In seiner Studie "Energieforschung 2020" formuliert der Verband Eckpunkte für ein Gesamtkonzept zur nachhaltigen, sicheren und umweltverträglichen Energieversorgung. Dazu gehören:

- Qualitative und in Grundzügen quantitative Festlegung des Energiemix für die kommenden zwei bis drei Jahrzehnte
- Festlegung von Grenzwerten für die Importabhängigkeit bei Energieträgern
- Quantitative Festlegung von Energiesparzielen und Festlegung von Kennwerten für die Energieeffizienz
- Fixierung eines Forschungsrahmenprogramms für das nächste Jahrzehnt
- Abstimmung dieses Rahmenprogramms mit der EU
- Zuverlässige und langfristige Bereitstellung der Finanzmittel

In der Skizze für ein langfristiges Forschungsprogramm legen die Experten der Energietechnischen Gesellschaft im VDE die Schwerpunkte auf einen ausgewogenen Energie-Mix, auf die Nutzung eigener Ressourcen und auf die Steigerung der Energieeffizienz. Auch in die bisher nicht geförderte Forschung zum CO2-freien Kohlekraftwerk sollten nach ihrer Meinung Gelder fließen. Nicht ausgeklammert werden darf nach Überzeugung des VDE die Entwicklung intelligenter Technik zur Steuerung der Versorgungssysteme. Die Netze, die nach der Marktliberalisierung unter anderem den europaweiten Handel und den Stromtransport aus erneuerbaren Energien von Nord nach Süd verkraften müssen, werden nach VDE-Prognose zur knappsten Ressource der Energieversorgung. Die heutigen europäischen Netze können ihre Aufgabe nur unvollkommen erfüllen. Der VDE sieht daher die Versorgungssicherheit wegen Überlastung der Netze gefährdet, wenn nicht heute ausreichend in die Netze investiert wird.
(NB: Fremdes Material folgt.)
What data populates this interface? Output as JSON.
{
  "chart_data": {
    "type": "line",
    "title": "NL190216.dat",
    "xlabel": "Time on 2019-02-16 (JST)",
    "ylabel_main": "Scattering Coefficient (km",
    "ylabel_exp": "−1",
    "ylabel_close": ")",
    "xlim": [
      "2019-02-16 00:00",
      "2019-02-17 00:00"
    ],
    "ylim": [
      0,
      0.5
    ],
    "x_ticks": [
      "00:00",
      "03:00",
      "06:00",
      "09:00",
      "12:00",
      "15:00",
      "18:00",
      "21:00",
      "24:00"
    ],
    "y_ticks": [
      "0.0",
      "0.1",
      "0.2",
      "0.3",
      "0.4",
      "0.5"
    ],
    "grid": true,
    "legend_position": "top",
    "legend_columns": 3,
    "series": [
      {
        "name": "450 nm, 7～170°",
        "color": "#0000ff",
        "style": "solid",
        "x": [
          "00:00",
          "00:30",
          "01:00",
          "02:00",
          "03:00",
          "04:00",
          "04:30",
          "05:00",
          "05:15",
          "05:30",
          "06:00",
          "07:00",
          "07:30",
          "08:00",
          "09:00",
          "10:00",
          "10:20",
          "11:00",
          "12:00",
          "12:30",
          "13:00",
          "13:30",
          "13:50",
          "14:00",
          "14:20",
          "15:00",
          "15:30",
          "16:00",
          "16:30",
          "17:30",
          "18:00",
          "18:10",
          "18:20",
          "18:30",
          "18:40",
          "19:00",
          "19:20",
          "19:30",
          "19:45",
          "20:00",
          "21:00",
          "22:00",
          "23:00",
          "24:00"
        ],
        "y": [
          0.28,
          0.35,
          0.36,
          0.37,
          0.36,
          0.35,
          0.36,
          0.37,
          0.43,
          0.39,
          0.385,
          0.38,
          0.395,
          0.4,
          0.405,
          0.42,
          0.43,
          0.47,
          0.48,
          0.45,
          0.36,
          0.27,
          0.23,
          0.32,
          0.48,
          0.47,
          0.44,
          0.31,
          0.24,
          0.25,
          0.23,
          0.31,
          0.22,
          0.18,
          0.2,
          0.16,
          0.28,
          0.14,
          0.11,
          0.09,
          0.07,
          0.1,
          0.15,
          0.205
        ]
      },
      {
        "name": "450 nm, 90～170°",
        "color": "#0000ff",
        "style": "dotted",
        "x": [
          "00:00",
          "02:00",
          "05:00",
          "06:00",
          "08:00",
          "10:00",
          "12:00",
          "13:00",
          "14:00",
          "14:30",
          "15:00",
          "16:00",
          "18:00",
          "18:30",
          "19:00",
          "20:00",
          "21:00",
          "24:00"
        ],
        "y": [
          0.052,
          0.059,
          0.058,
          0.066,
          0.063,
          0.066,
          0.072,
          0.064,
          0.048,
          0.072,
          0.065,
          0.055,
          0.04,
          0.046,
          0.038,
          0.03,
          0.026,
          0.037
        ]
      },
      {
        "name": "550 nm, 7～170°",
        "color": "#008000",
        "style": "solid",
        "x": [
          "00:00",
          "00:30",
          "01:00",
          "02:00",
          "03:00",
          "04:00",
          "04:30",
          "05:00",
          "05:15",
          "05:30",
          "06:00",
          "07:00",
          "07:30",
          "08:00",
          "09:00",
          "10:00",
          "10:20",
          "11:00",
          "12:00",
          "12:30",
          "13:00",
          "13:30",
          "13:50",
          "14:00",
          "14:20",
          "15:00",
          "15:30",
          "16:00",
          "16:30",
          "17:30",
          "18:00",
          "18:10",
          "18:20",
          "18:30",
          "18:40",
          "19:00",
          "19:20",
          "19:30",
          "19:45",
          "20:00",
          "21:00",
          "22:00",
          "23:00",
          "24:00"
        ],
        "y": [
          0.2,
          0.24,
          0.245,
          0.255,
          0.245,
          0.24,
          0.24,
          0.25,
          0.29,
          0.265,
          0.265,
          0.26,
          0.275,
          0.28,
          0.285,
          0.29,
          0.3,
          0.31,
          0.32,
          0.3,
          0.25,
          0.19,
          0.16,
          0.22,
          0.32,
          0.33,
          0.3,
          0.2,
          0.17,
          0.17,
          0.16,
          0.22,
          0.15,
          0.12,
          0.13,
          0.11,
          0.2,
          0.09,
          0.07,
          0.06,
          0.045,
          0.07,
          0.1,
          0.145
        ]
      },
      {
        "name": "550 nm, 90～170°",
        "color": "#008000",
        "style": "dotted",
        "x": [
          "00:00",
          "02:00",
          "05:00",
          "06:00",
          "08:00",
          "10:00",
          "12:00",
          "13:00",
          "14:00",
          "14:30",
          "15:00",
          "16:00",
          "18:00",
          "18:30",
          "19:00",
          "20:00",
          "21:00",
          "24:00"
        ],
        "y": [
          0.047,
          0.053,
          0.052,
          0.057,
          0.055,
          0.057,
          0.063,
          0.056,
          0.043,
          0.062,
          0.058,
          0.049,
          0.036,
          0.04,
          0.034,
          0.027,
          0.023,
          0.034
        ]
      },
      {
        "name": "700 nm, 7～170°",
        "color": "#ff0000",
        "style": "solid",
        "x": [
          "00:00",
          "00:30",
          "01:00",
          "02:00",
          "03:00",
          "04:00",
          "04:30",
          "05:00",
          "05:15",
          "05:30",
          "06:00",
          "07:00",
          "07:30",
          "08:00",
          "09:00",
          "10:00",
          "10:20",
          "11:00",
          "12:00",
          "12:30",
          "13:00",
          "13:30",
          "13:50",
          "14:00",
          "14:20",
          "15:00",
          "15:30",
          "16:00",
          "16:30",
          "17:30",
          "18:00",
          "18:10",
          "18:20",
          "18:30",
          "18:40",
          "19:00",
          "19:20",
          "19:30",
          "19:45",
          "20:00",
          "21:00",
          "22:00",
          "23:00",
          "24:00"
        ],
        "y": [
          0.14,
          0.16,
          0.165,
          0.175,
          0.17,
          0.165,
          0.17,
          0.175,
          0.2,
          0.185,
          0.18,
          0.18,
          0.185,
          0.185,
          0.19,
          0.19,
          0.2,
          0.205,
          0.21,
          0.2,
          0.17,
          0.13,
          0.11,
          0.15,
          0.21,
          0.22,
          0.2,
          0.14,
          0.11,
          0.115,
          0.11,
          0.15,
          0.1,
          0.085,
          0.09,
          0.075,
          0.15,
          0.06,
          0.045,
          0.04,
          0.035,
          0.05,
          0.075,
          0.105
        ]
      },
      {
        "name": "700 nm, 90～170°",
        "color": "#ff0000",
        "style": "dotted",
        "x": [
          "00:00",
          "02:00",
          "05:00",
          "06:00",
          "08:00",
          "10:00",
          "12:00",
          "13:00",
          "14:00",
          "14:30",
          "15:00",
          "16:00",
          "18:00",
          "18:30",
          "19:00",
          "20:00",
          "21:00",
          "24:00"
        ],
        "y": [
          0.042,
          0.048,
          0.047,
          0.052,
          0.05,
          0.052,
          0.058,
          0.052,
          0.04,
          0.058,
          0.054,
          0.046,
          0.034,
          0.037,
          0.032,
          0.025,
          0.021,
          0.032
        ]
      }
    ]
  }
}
Die Vergabe von Forschungsgeldern sollte wo immer möglich nach dem Wettbewerbsprinzip an die besten Forschungseinrichtungen vergeben werden. In diesem Zusammenhang spricht sich der Verband für eine "Exzellenzinitiative Energieforschung 2020" aus. Neben der materiellen Ausstattung müssen zusätzliche Anstrengungen zur Nachwuchsgewinnung sowie zur Nachwuchsförderung und Ingenieurausbildung unternommen werden. Dabei sollten speziell die Studiengänge für Energietechnik an den Hochschulen gestärkt werden. Wegen der bestehenden Unsicherheit sind die Studentenzahlen in der elektrischen Energietechnik stark geschrumpft, so dass die Absolventen nur noch einen Teil des Bedarfs decken. Die Expertenlücke bei Ingenieuren und die Abwanderung von Spitzenkräften bedroht nicht nur die Wirtschaft, sondern vor allem auch die Forschung, betont der VDE.